“Meus primeiros livros não falam em Pernambuco. Eu publiquei um no Recife e o outro no Rio de Janeiro, mas eles não têm nada de cor local. Um dia, cheguei ao consulado (do Brasil em Barcelona) e estava consultando uma revista que havia aqui, O Observador Econômico e Financeiro, e descobri que a expectativa de vida na Índia era de 29 anos e no Recife, de 28 anos. Eu fiquei tão impressionado com isso que escrevi O Cão Sem Plumas, que é o meu primeiro livro sobre Pernambuco.
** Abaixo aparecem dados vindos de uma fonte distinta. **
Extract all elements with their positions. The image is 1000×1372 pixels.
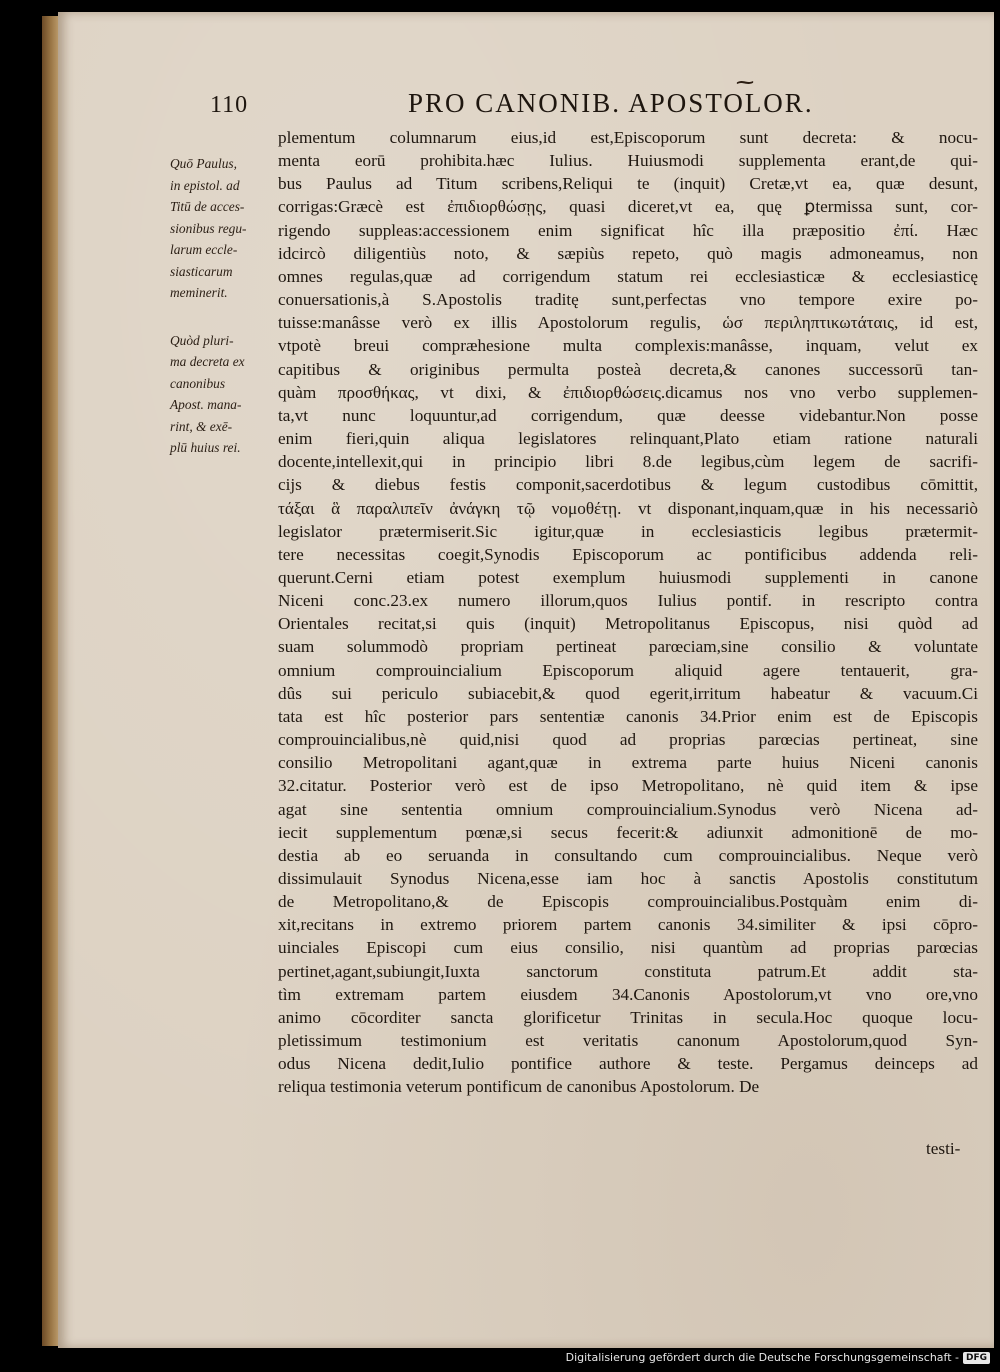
text-line: corrigas:Græcè est ἐπιδιορθώσῃς, quasi diceret,vt ea, quę ꝑtermissa sunt, cor- xyxy=(278,197,978,217)
text-line: odus Nicena dedit,Iulio pontifice authore & teste. Pergamus deinceps ad xyxy=(278,1054,978,1074)
text-line: uinciales Episcopi cum eius consilio, nisi quantùm ad proprias parœcias xyxy=(278,938,978,958)
margin-note-line: Apost. mana- xyxy=(170,397,242,412)
margin-note-line: sionibus regu- xyxy=(170,220,247,236)
text-line: pletissimum testimonium est veritatis canonum Apostolorum,quod Syn- xyxy=(278,1031,978,1051)
text-line: idcircò diligentiùs noto, & sæpiùs repeto, quò magis admoneamus, non xyxy=(278,243,978,263)
text-line: de Metropolitano,& de Episcopis comprouincialibus.Postquàm enim di- xyxy=(278,892,978,912)
text-line: consilio Metropolitani agant,quæ in extrema parte huius Niceni canonis xyxy=(278,753,978,773)
text-line: tere necessitas coegit,Synodis Episcoporum ac pontificibus addenda reli- xyxy=(278,544,978,564)
main-text-block xyxy=(278,126,978,1099)
margin-note-line: siasticarum xyxy=(170,263,233,279)
text-line: cijs & diebus festis componit,sacerdotibus & legum custodibus cōmittit, xyxy=(278,475,978,495)
text-line: comprouincialibus,nè quid,nisi quod ad proprias parœcias pertineat, sine xyxy=(278,730,978,750)
text-line: ta,vt nunc loquuntur,ad corrigendum, quæ deesse videbantur.Non posse xyxy=(278,405,978,425)
text-line: legislator prætermiserit.Sic igitur,quæ in ecclesiasticis legibus prætermit- xyxy=(278,521,978,541)
footer-credit-text: Digitalisierung gefördert durch die Deutsche Forschungsgemeinschaft - xyxy=(565,1351,959,1364)
text-line: vtpotè breui compræhesione multa complexis:manâsse, inquam, velut ex xyxy=(278,336,978,356)
margin-note-line: in epistol. ad xyxy=(170,177,240,193)
text-line: enim fieri,quin aliqua legislatores relinquant,Plato etiam ratione naturali xyxy=(278,429,978,449)
text-line: pertinet,agant,subiungit,Iuxta sanctorum constituta patrum.Et addit sta- xyxy=(278,961,978,981)
margin-note xyxy=(170,330,276,459)
text-line: menta eorū prohibita.hæc Iulius. Huiusmodi supplementa erant,de qui- xyxy=(278,151,978,171)
text-line: agat sine sententia omnium comprouincialium.Synodus verò Nicena ad- xyxy=(278,799,978,819)
text-line: capitibus & originibus permulta posteà decreta,& canones successorū tan- xyxy=(278,359,978,379)
margin-note-line: Quō Paulus, xyxy=(170,156,237,171)
margin-note-line: ma decreta ex xyxy=(170,354,245,369)
text-line: omnes regulas,quæ ad corrigendum statum rei ecclesiasticæ & ecclesiasticę xyxy=(278,266,978,286)
text-line: destia ab eo seruanda in consultando cum comprouincialibus. Neque verò xyxy=(278,845,978,865)
catchword: testi- xyxy=(926,1139,961,1158)
margin-note-line: plū huius rei. xyxy=(170,440,241,455)
text-line: bus Paulus ad Titum scribens,Reliqui te (inquit) Cretæ,vt ea, quæ desunt, xyxy=(278,174,978,194)
text-line: dûs sui periculo subiacebit,& quod egerit,irritum habeatur & vacuum.Ci xyxy=(278,683,978,703)
text-line: docente,intellexit,qui in principio libri 8.de legibus,cùm legem de sacrifi- xyxy=(278,452,978,472)
digitization-footer xyxy=(566,1351,990,1364)
margin-note-line: Titū de acces- xyxy=(170,199,245,214)
running-head: PRO CANONIB. APOSTOLOR. xyxy=(408,88,814,118)
text-line: 32.citatur. Posterior verò est de ipso Metropolitano, nè quid item & ipse xyxy=(278,776,978,796)
text-line: Orientales recitat,si quis (inquit) Metropolitanus Episcopus, nisi quòd ad xyxy=(278,614,978,634)
text-line: xit,recitans in extremo priorem partem canonis 34.similiter & ipsi cōpro- xyxy=(278,915,978,935)
margin-note-line: rint, & exē- xyxy=(170,418,233,434)
text-line: conuersationis,à S.Apostolis traditę sunt,perfectas vno tempore exire po- xyxy=(278,290,978,310)
text-line: tuisse:manâsse verò ex illis Apostolorum regulis, ὡσ περιληπτικωτάταις, id est, xyxy=(278,313,978,333)
margin-note-line: larum eccle- xyxy=(170,242,238,257)
text-line: iecit supplementum pœnæ,si secus fecerit:& adiunxit admonitionē de mo- xyxy=(278,822,978,842)
margin-note-line: Quòd pluri- xyxy=(170,332,234,348)
text-line: quàm προσθήκας, vt dixi, & ἐπιδιορθώσεις.dicamus nos vno verbo supplemen- xyxy=(278,382,978,402)
text-line: reliqua testimonia veterum pontificum de canonibus Apostolorum. De xyxy=(278,1077,760,1097)
text-line: querunt.Cerni etiam potest exemplum huiusmodi supplementi in canone xyxy=(278,567,978,587)
text-line: dissimulauit Synodus Nicena,esse iam hoc à sanctis Apostolis constitutum xyxy=(278,869,978,888)
text-line: tìm extremam partem eiusdem 34.Canonis Apostolorum,vt vno ore,vno xyxy=(278,984,978,1004)
margin-note xyxy=(170,153,276,304)
ornament-mark: ⁓ xyxy=(736,72,754,93)
text-line: rigendo suppleas:accessionem enim significat hîc illa præpositio ἐπί. Hæc xyxy=(278,220,978,240)
text-line: animo cōcorditer sancta glorificetur Trinitas in secula.Hoc quoque locu- xyxy=(278,1007,978,1027)
text-line: Niceni conc.23.ex numero illorum,quos Iulius pontif. in rescripto contra xyxy=(278,591,978,611)
text-line: plementum columnarum eius,id est,Episcoporum sunt decreta: & nocu- xyxy=(278,128,978,147)
text-line: suam solummodò propriam pertineat parœciam,sine consilio & voluntate xyxy=(278,637,978,657)
marginal-notes xyxy=(170,153,276,485)
text-line: τάξαι ἃ παραλιπεῖν ἀνάγκη τῷ νομοθέτῃ. vt disponant,inquam,quæ in his necessariò xyxy=(278,498,978,518)
dfg-logo: DFG xyxy=(963,1352,990,1364)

Aí, Pernambuco não me largou mais…”

Esse depoimento de João Cabral de Melo Neto foi colhido por Bebeto Abrantes e Belisário Franca, diretores do documentário “Recife/Sevilha”, rodado no ano da morte do poeta, em 1999. Ali estão as últimas imagens do escritor e, mesmo 49 anos depois, o rio Capiberibe continuava definitivamente importando para ele. “O Cão Sem Plumas” foi escrito naquele período, na Espanha, e publicado no Brasil em 1950. Muitos dos versos têm os verbos no passado, como se o poeta se recordasse do rio, confirmando que, mesmo a distância, o Capiberibe estava presente.

“Aquele rio / está na memória / como um cão vivo / dentro de uma sala. / Como um cão vivo / dentro de um bolso. / Como um cão vivo / debaixo dos lençóis, / debaixo da camisa, / da pele”, escreveu o poeta. Autor de uma escrita marcada pelo estilo seco, cortante, uma visão materialista da escrita, além de um desprezo ao enfeite e à beleza fácil, João Cabral era um arquiteto da poesia – cada verso era cuidadosamente pensado, a fim de dar forma a uma estrutura consistente do poema. As informações são do jornal O Estado de S. Paulo.